The Building and Wood Workers' International (BWI), through its Amazonian Trade Union Network (ATUN), calls on the Amazon Cooperation Treaty Organization (ACTO), the governments of the nine Amazonian countries, and the United Nations Framework Convention on Climate Change (UNFCCC) to consider the following requests:
1. Take all necessary measures to avoid reaching the point of no return in the Amazon, including:
a) Ending all illegal deforestation by 2025.
b) Rehabilitating, recovering, and restoring deforested and degraded areas.
2. Ensure effective trade union participation in COP30.
3. Create an Amazon Decent Work Agenda (AADW) with trade union involvement in designing public policies for decent work, formalizing informal employment, job creation, especially in forestry and restoration/reforestation sectors.
4. Include the AADW in the updated Amazon Strategic Cooperation Agenda (AECA).
5. Reinforce the International Labour Organization's (ILO) fundamental labor standards in the region, including prohibitions on child labor, forced labor, and discrimination, along with guarantees for freedom of association, collective bargaining, and occupational health and safety.
6. Promote the application of the newly updated ILO Code of Practice for occupational health and safety in forestry work.
7. Implement effective protection mechanisms for Amazon defenders, including trade unionists, in line with international and national agreements.
8. Develop a regional cooperation framework for the certification and valorization of Amazonian products, promoting sustainable products from socio-biodiversity, with ILO conventions as prerequisites.
9. Establish an ACTO-SOCIAL framework for the effective participation of Amazonian peoples in planning, management, and governance processes for implementing the Amazon Cooperation Treaty.
10. Allocate 30 percent of Amazon Fund and Climate Fund resources for sustainable forest management and the recovery of degraded areas, with a focus on creating decent work opportunities.
11. Ensure trade union participation in labor inspection actions.
12. Secure 100 percent of indigenous, Afro-descendant, quilombola, and traditional community territorial claims with legal and physical security, respect for isolated indigenous peoples, and a gender perspective in land distribution and titling.
13. Demand increased Nationally Determined Contributions (NDCs) from Amazonian countries to reduce greenhouse gas emissions, aligning with deforestation elimination and oil exploration goals.
14. Promote the development of Amazonian cities in harmony with nature, ensuring democratic planning, healthy environments, public land regulation, adequate housing, water and sanitation rights, mobility, food security, and climate and environmental justice.
15. Guarantee trade union participation in assessing the impacts and planning of infrastructure projects for pan-Amazonian integration.
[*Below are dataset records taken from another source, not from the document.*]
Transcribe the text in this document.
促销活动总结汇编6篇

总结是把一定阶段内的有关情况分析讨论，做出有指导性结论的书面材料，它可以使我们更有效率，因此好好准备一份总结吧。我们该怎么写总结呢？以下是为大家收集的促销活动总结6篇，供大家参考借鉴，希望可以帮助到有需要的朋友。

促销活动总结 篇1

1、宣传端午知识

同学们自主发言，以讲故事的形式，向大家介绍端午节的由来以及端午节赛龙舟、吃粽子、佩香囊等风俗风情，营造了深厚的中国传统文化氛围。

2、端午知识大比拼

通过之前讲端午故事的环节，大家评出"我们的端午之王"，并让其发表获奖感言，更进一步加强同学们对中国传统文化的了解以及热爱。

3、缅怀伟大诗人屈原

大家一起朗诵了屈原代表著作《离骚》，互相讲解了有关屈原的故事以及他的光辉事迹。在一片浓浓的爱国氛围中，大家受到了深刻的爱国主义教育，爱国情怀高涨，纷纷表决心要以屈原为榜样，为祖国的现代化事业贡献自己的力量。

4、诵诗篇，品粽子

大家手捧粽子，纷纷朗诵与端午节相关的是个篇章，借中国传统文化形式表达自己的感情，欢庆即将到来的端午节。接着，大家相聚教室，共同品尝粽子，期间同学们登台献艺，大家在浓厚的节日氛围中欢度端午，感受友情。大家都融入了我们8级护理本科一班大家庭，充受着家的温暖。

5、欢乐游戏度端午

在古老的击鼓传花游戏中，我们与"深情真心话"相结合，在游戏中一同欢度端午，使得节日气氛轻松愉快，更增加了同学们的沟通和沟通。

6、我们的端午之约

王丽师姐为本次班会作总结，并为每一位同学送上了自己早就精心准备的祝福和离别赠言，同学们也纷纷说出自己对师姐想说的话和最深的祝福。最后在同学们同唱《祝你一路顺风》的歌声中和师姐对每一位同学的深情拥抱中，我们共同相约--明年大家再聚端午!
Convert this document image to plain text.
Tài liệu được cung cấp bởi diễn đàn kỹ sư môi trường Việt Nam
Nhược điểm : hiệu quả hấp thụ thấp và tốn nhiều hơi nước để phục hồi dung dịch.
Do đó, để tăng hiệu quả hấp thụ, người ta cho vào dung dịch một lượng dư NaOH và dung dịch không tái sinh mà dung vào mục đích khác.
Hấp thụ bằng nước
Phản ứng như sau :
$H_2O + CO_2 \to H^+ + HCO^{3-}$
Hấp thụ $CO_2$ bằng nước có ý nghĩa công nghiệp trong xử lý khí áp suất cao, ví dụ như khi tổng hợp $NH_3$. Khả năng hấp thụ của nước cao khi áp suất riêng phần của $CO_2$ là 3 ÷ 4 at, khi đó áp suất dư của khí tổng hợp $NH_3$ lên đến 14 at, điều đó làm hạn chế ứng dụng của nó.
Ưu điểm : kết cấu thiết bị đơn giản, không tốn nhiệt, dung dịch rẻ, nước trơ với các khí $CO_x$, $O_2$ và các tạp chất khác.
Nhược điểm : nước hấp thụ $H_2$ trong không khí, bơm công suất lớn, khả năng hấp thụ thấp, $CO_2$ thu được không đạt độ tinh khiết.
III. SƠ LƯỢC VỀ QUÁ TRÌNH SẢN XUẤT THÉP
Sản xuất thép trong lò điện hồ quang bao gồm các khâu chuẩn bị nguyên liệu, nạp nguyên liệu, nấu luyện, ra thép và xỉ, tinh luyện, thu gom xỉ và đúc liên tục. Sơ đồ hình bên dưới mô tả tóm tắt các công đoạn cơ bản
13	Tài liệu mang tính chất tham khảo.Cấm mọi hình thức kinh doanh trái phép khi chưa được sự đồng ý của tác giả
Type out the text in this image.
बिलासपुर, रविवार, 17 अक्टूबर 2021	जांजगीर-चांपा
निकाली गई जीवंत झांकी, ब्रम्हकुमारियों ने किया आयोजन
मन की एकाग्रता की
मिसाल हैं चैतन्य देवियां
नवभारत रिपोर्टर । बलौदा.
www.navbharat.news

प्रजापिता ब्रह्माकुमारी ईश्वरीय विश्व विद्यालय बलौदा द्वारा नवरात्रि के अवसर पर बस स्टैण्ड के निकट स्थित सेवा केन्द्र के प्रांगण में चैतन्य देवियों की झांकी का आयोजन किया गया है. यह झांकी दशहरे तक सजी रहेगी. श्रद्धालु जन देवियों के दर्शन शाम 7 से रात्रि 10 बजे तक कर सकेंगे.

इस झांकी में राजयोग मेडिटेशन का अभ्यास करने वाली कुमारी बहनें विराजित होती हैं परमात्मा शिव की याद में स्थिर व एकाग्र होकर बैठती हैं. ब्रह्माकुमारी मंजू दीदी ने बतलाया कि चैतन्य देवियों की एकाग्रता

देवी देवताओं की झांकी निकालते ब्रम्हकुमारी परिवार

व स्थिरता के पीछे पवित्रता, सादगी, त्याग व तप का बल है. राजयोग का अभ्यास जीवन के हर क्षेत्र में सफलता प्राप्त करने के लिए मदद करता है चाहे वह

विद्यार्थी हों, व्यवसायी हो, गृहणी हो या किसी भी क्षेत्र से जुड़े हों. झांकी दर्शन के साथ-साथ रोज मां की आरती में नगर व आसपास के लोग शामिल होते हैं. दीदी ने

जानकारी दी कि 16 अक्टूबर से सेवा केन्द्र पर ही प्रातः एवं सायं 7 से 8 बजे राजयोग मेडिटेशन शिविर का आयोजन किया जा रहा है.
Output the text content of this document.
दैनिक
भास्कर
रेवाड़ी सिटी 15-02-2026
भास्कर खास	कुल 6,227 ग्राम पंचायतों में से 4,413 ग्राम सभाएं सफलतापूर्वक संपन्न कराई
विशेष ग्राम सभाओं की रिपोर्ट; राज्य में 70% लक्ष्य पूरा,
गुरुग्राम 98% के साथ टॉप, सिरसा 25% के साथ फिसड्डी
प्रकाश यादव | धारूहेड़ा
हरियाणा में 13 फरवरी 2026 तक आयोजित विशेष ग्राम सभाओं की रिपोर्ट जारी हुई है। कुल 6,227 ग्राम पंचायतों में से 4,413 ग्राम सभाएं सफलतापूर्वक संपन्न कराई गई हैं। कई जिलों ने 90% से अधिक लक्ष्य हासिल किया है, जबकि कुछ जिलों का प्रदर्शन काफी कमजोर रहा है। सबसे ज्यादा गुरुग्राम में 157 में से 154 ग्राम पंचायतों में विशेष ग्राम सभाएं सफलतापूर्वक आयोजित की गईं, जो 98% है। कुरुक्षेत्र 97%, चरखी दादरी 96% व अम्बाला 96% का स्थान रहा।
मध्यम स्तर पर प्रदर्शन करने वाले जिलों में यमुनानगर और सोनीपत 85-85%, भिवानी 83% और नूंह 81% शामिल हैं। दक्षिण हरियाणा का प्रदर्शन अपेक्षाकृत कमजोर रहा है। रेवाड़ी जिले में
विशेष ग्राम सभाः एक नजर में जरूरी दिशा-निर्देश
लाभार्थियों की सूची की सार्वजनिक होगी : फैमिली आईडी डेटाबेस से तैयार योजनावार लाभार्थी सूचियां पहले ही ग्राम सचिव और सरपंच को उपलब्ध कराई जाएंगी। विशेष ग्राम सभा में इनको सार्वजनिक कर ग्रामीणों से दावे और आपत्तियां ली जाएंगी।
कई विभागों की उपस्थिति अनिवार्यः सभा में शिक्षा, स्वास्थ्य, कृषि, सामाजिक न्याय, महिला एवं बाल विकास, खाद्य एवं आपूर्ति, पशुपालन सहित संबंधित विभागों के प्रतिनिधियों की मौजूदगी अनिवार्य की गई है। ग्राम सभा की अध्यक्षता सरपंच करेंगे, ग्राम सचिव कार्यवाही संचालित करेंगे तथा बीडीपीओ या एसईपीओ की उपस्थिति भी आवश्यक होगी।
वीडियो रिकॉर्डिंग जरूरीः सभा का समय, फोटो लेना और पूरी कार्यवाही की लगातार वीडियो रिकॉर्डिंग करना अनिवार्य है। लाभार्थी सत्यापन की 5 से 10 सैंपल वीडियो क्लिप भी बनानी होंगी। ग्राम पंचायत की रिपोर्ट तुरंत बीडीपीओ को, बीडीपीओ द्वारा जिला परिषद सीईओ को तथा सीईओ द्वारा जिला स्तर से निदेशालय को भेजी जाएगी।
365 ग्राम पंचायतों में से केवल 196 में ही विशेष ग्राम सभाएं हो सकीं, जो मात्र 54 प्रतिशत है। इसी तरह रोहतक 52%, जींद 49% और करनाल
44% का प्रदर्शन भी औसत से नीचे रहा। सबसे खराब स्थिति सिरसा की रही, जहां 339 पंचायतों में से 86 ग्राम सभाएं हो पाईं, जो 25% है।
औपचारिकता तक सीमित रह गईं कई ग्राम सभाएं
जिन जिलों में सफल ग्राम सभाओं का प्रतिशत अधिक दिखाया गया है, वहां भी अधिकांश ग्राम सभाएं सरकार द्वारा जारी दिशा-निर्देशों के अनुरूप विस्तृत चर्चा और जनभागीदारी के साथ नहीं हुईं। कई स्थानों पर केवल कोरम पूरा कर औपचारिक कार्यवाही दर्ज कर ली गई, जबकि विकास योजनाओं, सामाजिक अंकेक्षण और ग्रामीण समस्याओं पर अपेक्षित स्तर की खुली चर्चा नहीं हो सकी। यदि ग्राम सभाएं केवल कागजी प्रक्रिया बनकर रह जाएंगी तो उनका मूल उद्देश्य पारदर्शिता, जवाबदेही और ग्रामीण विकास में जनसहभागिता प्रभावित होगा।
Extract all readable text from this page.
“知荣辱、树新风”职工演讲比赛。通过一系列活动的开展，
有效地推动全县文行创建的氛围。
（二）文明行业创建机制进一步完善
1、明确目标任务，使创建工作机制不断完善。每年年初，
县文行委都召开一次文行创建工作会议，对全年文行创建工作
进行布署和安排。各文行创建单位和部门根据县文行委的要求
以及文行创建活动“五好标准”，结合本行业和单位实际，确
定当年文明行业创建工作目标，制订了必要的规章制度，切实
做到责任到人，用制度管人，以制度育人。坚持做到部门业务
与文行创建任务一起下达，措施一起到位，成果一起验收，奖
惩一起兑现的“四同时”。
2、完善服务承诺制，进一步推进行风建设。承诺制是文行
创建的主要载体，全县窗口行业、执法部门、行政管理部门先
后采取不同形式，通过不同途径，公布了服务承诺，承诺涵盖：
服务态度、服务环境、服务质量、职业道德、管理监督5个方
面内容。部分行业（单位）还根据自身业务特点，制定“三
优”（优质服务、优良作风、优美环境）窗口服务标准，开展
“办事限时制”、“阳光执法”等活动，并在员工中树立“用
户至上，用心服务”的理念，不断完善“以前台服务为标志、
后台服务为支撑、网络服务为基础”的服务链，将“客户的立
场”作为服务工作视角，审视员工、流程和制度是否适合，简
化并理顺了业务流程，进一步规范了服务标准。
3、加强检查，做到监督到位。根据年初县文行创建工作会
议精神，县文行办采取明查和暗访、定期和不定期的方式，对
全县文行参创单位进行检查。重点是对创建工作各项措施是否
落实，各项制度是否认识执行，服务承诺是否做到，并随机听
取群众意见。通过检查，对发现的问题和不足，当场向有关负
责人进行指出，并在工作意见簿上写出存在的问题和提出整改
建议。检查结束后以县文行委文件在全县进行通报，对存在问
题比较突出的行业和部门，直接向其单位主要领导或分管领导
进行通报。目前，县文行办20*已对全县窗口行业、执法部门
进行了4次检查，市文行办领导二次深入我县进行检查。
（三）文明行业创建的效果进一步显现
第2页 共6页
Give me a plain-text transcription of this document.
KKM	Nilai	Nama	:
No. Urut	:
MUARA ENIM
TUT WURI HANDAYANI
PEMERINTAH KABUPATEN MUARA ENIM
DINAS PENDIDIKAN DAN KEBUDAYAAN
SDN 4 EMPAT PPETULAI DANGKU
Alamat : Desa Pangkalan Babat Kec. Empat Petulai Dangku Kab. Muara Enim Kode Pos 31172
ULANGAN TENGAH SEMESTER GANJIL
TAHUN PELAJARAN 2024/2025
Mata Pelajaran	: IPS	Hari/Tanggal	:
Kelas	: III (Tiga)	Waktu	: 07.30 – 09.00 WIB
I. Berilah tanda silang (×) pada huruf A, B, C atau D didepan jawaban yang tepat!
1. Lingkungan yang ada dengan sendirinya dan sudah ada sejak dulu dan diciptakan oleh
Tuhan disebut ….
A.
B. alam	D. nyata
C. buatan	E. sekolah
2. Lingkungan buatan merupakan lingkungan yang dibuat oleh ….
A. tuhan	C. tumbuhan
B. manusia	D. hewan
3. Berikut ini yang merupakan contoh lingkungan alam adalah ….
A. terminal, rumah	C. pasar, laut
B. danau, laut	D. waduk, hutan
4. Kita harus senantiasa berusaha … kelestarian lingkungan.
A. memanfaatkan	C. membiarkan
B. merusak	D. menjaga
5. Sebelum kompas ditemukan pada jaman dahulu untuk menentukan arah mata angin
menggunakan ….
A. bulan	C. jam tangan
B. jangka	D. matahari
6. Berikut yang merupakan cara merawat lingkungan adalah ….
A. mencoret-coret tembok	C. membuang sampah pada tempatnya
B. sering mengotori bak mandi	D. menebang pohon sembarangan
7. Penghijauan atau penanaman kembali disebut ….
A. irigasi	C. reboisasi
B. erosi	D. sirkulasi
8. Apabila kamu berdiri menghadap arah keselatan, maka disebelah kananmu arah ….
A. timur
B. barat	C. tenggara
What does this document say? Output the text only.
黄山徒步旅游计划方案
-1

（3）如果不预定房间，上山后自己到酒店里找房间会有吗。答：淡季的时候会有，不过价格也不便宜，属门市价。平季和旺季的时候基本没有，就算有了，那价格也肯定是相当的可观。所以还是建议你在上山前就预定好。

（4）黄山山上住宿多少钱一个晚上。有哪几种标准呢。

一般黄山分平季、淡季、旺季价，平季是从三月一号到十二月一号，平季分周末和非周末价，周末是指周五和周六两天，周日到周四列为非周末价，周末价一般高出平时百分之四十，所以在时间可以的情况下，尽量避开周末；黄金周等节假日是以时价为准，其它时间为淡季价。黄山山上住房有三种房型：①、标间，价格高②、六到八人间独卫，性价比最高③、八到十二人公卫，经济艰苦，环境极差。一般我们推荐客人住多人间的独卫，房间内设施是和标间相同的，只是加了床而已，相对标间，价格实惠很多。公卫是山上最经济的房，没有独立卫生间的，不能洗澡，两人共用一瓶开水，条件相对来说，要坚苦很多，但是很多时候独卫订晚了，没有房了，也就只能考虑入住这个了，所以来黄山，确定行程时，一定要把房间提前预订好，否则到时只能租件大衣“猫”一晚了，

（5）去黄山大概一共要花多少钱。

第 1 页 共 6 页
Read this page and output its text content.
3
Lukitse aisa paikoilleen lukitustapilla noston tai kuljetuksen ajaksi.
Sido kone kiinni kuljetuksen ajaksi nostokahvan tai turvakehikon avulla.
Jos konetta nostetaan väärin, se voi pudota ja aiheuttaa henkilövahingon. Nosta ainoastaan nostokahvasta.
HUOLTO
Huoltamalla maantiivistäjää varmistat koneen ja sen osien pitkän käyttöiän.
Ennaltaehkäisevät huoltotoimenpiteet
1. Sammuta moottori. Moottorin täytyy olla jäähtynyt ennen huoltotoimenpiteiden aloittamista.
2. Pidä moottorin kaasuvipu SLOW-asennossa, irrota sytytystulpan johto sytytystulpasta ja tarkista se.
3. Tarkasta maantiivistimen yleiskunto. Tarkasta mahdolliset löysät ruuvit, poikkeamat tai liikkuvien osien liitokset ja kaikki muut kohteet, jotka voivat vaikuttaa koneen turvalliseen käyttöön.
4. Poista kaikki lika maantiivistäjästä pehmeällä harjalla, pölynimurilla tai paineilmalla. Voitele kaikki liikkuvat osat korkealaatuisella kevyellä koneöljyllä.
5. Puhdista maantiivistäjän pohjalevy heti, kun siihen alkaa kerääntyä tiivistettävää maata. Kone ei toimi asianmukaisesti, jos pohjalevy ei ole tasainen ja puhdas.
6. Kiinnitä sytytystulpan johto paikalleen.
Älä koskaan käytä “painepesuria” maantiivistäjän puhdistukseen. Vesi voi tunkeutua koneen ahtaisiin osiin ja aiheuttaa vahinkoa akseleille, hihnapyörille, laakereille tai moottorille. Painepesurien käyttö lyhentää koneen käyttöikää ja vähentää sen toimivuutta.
16. Ensure free, prior, informed, and good faith consent of Amazonian peoples for projects and production chains with significant impacts, in accordance with international agreements like ILO Convention 169.
17. Urge Global North governments and funding bodies to cease subsidizing, granting credits, and investing in projects that destroy the Amazon and redirect resources towards the well-being of its people and the conservation of nature.